Mama didn't visit for three long days. When she finally walked into the hospital chapel she looked as if she was in
mourning. She had brought me some soup. As she poured the broth into a bowl, she started to talk. The day after Dzadzio had been carted away, a prison guard ran up to our house to tell Mama that her father and the other political prisoners were being marched down to the train tracks. Mama and Uchka had immediately grabbed some rolls to bring to him. They knew he would need food for the long train journey. When they reached the central plaza opposite the castle walls, they saw Dzadzio marching in a line, guarded by Soviet troops. Mama and Uchka threw him the rolls, even after the guards had yelled at them to stop. They were arrested and taken to the jail in the tower. She had just been released this morning. She looked at me with anger in her eyes. ‘Can you imagine, Clarutchka–they didn't even let him pick up one roll.'

 

The knock came for the rest of my family while I was still in hospital. It happened in the middle of the night, but Papa had been across the street at the oil press working, as always. The agents had arrest warrants in the name of Meir Schwarz. Mama could barely get the words out. She didn't have to say any more, I understood. My father's family was so religious that they had considered it irrelevant to have their weddings recorded by the state. So even though we went by the name of Schwarz in our day-to-day life, all our official papers, including my birth certificate, bore the name of Gottlieb. My mother was able to show the NKVD these papers, proving that we weren't the family they were looking for. My mother's face filled with shame. The others hadn't been so lucky. The NKVD took my babcia, Uncle Manek, Aunt Rosa, her husband Pinchas and their four children. Uncle Josek and Aunt Giza had been able to hide in the cellar. They had since gone into hiding in Lvov.

Mama had gone to the train station because this time the Soviets had allowed family members and the Jewish Joint Distribution committee to pass out food, bedding and other supplies to the prisoners. Mama was able to talk to Rosa and the others. Nobody had told them where they were going, how long the journey would take or what would happen to them once they arrived. Mama told me she had had to say goodbye to Babcia as if it were for the last time. We didn't know if my poor grandmother would survive the journey, let alone what the Soviets would have in store for them at their destination. Rosa tried to console her younger sister, telling Mama that she had done the right thing to save herself. But those words were no comfort for the grief and guilt I saw in Mama's face.

It had come to this for our family. The unthinkable. That some of our family would survive, perhaps not at the expense of the others, but with the knowledge that we couldn't save them. I couldn't stop crying. All I wanted to do was go home with Mama. I didn't want to spend another night away from my family. I needed to be in my own bed, to sleep next to my sister and across the room from Mama and Papa. It was the only way I knew we could stay together.

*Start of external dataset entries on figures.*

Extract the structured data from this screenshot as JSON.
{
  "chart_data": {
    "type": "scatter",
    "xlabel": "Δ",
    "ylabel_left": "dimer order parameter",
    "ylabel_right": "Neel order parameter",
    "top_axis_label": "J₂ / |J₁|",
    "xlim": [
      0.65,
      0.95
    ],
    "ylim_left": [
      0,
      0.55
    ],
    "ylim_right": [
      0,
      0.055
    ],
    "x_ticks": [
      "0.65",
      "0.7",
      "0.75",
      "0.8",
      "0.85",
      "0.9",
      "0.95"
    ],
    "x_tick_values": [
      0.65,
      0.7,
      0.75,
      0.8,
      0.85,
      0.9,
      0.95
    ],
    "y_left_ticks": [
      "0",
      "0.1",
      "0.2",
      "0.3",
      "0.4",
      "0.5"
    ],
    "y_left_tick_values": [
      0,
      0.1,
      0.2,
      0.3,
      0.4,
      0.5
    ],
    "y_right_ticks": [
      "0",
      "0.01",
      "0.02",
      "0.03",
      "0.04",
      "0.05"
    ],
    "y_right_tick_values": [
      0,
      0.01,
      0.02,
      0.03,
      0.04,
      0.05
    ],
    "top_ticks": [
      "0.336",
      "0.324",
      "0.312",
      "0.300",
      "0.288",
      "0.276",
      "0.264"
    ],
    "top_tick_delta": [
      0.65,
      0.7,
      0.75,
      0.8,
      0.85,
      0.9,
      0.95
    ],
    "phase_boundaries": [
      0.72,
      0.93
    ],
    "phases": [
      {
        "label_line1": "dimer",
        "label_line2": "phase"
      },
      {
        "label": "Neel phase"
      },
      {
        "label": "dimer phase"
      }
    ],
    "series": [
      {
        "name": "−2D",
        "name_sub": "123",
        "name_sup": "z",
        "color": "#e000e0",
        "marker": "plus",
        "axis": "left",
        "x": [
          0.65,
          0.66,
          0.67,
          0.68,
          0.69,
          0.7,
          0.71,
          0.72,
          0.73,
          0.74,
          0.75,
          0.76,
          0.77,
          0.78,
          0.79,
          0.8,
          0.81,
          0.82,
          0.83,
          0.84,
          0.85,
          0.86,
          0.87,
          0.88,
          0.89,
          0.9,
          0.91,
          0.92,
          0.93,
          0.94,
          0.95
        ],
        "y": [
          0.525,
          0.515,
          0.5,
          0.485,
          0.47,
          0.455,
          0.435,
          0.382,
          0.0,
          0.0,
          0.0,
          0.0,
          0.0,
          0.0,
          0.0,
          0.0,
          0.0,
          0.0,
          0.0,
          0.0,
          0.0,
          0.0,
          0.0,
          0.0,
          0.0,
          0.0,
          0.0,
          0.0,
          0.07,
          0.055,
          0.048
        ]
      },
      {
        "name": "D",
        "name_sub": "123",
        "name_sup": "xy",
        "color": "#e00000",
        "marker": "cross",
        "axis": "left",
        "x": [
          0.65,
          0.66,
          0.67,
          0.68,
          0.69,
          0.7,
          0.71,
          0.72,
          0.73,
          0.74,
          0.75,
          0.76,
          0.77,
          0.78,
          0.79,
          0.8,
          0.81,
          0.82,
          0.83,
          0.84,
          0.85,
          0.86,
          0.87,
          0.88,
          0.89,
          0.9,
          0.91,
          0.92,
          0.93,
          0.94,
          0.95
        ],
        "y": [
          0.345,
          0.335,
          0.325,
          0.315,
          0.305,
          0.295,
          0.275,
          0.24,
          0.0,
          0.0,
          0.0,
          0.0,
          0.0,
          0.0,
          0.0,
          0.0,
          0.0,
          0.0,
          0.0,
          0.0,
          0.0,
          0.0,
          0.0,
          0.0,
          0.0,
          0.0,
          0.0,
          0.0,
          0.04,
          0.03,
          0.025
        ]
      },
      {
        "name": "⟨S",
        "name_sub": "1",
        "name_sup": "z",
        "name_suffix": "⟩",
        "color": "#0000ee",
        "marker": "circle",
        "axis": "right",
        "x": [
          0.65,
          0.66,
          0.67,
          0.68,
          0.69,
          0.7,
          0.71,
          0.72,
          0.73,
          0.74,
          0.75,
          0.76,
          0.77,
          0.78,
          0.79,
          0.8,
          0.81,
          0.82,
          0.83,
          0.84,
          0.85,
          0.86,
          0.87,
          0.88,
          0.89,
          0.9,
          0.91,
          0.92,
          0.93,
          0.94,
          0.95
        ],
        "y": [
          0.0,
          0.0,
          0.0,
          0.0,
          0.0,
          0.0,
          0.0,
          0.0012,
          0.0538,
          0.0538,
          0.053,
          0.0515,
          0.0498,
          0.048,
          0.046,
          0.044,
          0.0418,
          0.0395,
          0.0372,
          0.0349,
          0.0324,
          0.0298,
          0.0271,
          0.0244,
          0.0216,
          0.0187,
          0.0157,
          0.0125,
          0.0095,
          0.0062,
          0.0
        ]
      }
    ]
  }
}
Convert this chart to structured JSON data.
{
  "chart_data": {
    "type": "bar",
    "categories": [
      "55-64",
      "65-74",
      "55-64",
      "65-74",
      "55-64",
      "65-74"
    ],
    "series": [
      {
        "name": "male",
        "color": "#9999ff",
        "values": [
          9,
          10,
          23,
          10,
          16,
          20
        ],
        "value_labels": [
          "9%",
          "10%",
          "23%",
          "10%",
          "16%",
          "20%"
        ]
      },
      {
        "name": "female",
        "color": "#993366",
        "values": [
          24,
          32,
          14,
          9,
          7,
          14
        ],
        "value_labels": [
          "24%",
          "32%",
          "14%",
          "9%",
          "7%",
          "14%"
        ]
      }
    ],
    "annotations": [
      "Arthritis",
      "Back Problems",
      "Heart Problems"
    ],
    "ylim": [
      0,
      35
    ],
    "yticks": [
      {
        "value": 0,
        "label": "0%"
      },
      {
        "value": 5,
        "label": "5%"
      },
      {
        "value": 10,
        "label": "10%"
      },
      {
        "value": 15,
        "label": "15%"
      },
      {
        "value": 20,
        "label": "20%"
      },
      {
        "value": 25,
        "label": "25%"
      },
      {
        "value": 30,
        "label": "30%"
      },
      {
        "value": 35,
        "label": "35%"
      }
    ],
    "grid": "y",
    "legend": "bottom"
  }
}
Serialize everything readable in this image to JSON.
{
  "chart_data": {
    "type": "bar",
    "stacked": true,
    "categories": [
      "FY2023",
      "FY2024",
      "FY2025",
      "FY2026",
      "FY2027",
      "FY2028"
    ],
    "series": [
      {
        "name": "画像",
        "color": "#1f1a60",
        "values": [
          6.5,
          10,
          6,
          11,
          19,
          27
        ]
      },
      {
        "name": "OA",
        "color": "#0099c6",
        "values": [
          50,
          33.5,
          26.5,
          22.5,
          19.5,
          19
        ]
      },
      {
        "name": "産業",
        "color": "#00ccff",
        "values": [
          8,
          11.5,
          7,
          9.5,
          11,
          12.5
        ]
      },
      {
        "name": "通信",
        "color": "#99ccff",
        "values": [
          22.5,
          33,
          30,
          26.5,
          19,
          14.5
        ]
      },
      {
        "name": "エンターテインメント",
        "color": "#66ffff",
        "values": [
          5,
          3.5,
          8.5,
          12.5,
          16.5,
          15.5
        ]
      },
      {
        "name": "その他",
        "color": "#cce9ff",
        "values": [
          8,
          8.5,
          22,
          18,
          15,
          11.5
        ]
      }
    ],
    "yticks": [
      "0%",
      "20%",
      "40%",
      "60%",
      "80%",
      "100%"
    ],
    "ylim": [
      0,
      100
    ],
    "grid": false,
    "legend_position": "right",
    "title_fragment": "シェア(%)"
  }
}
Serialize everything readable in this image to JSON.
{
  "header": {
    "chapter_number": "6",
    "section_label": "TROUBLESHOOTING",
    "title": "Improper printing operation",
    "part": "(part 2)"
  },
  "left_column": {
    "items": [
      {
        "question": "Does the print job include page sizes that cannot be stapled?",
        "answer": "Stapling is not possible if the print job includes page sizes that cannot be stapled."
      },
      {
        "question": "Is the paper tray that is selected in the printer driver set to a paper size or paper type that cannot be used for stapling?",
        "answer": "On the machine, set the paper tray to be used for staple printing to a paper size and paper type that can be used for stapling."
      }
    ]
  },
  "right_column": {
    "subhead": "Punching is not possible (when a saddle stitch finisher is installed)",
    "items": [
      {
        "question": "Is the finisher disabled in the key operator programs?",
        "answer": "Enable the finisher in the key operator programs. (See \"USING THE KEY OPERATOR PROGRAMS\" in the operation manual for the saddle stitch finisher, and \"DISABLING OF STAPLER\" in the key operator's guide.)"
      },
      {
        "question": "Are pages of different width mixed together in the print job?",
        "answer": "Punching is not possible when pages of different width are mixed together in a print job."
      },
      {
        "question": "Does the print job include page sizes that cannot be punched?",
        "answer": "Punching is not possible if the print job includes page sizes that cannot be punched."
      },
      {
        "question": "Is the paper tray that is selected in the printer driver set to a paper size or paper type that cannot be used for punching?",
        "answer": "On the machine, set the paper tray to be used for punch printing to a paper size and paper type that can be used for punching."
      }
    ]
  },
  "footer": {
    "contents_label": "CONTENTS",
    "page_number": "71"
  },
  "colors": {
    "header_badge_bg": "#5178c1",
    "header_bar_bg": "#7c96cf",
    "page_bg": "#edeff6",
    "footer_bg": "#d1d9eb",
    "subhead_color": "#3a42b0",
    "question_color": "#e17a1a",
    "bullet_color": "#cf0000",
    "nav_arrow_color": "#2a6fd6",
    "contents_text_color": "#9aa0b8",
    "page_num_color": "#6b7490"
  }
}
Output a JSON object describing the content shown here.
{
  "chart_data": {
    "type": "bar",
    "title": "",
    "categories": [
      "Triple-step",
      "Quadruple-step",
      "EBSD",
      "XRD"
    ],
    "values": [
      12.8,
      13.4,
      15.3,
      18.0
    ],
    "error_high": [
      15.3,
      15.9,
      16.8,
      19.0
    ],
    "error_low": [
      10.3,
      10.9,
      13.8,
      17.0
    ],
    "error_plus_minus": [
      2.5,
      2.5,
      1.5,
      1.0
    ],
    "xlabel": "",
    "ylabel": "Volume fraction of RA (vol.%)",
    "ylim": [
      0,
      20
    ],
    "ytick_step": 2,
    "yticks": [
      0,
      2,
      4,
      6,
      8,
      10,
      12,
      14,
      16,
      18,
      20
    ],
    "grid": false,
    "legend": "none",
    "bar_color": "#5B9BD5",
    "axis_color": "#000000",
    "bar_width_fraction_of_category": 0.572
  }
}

Mama kept one more secret from me. It was there waiting for me on the back steps of our house when I returned home from hospital. Two children were playing in our yard. She introduced me to Stalina and Volodya Dupak. Stalina was four years old with white-blond hair and so very plump that the witch in Hansel and Gretel would have loved to pop her in the oven. Volodya was my age. I knew him from school. Volodya greeted us formally. He knew I had been in the hospital and inquired after my health.